Being haole in Hawai'i

Being haole in Hawai'i

Am I a haole? Am I even a Caucasian? I'm not sure, maybe you can help me out. I always get confused about these abstract categories.

We've all heard of the "Japan-bashing" that's been in the news lately, but there's another kind of blind stereotyping that's growing almost unrestrained — Caucasian-bashing.

"Good!" you might think. But since I'm classified as a Caucasian, I feel obligated to explore this issue and defend myself, the individual. So let's step back a bit and see what's going on here.

The fight to prevent racial prejudice is imperative. The need to understand and eliminate racism is a must, especially today. The recent focus on racism (which has never actually left us) shows our concern and frustrations and need for a change in the way minorities are manipulated, ignored and suppressed.

Supposedly, I belong to a group of people who, for a millennia, has repressed, persecuted, dominated and wholly conspired against nearly everyone who was not a part of my white race.

My haole brothers and I are arrogant, selfish, aggressive, insensitive, Godless, well-off, red-necked or skin-headed. We consider ourselves superior to everyone else on the planet — because we're white, right?

There are some problems here, though. It's true that I'm often a jerk and somewhat self-centered, but at the same time I've at least occasionally had some good thoughts and performed some helpful acts. Millions of other whites do much more — for a variety of races. What are we, a failure to our own race?

In Waianae, Kalihi and Waikiki I've been chased and beaten by groups of local who have been taught that I am the cause of their problems, taught to hate or fear my skin, hair and eye colors. I am the foreigner, the changer of things, the dominator. Even my friends, who are mostly local, say things like, "You're a pretty good guy for a, you know, haole."

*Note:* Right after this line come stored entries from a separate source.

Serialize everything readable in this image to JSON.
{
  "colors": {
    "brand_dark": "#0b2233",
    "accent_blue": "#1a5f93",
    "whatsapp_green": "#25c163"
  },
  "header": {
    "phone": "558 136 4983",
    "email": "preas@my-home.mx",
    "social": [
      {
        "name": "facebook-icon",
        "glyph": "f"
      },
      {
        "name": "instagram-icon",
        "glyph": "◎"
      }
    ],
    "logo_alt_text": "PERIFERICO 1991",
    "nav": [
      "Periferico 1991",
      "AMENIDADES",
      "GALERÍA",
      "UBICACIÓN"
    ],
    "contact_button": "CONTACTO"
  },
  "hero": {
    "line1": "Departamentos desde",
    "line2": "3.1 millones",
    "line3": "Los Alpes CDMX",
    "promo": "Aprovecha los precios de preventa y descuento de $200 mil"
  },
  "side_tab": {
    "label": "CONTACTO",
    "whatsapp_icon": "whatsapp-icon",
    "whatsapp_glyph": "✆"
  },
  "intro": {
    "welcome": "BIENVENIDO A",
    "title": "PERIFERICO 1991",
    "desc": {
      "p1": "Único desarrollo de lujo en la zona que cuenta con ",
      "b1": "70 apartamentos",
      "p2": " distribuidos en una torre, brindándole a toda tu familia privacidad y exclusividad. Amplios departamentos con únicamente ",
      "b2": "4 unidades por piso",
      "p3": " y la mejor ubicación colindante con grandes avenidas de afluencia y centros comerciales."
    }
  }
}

You may be thinking, "It's about time you folks got a taste of your own medicine." And you will be racist in your thought. Racism is not an exclusively white endeavor.

Many locals consider mainlanders (mostly whites) to be aggressive and negative; many mainlanders consider locals to be passive and lazy. In actuality, it's relative to what each is used to.

What does "racial discrimination" mean? It means being able to separate differences in our recent racial background — discriminating racially. There isn't anything negative implied here. Discrimination itself is not the problem (although the word has taken on new meanings). How we use this ability is up to us, to embrace differences or to reject differences.

No two groups of people are exactly alike: no two people are exactly alike! Whether the distinction is male-female, black-white, local-non-local, European-Asian-African-Arab, we can be prejudiced.

We can create an us-against-them situation even with next-door neighbors. Little League teams, short people-tall people, etc. We can be prejudiced about anything — if we choose to be.

How accurately can one judge another person using only his race, his skin color, his hair color, the shade of his eyes, his heritage?

What about one's social status, education, religion, culture, subculture, gender, nationality, tribe, philosophy, language, interest, skills, talents or government? These are all ways that we've grouped each other in the past.

To judge people, to trust or distrust people — whole groups of people — by some abstract physical characteristics, is incredibly ridiculous. Besides, what is "race" anyway?

"Whites" also have different roots and backgrounds and subcultures which have been conquered, destroyed, changed and forgotten. The world is a changing place. No one can take away our heritage, but we all must change.

In recent newspaper articles and editorials, there have been references to our "haole-dominated" society and "puppet haole governments." These are racist remarks.

Why blame the whole white race, if such a group exists? And since over 70 percent of the population is considered Caucasian, odds are that in a democratic society such as ours, the ways of the majority will dominate.

Can we intelligently say that our problem is due to one race (and sex) dominating others, or could it be the political persuasion — not race — or the religious persuasion — not race — or the socio-economic status — not race? People are complex individuals.

I grew up in Louisiana. The word "haole" is used very much like "nigger" was used then. Just as whites call themselves haoles, blacks called themselves niggers. Both terms are generally derogatory and stereotyped, yet they are used casually. By using these terms, considering the baggage that is carried with them, parents, peers, politicians and teachers teach children racist attitudes.

As a unique person who has a unique background and unique ideas and opinions, I, too, often find myself as part of the minority in situations — yet, I am a so-called Caucasian. How many racial minorities fall into the majority of other categories? If we step back a little from our assumptions, maybe we'll stop bashing each other so much.

So, am I a "haole"? Are you a "local"? Are you a "black"? Are you an "Oriental"? We can classify ourselves however we choose to — but it still won't be us. We're so silly sometimes. I am who I am; you are who you are.

Joey Carter was pursuing a B.A. in philosophy in 1990.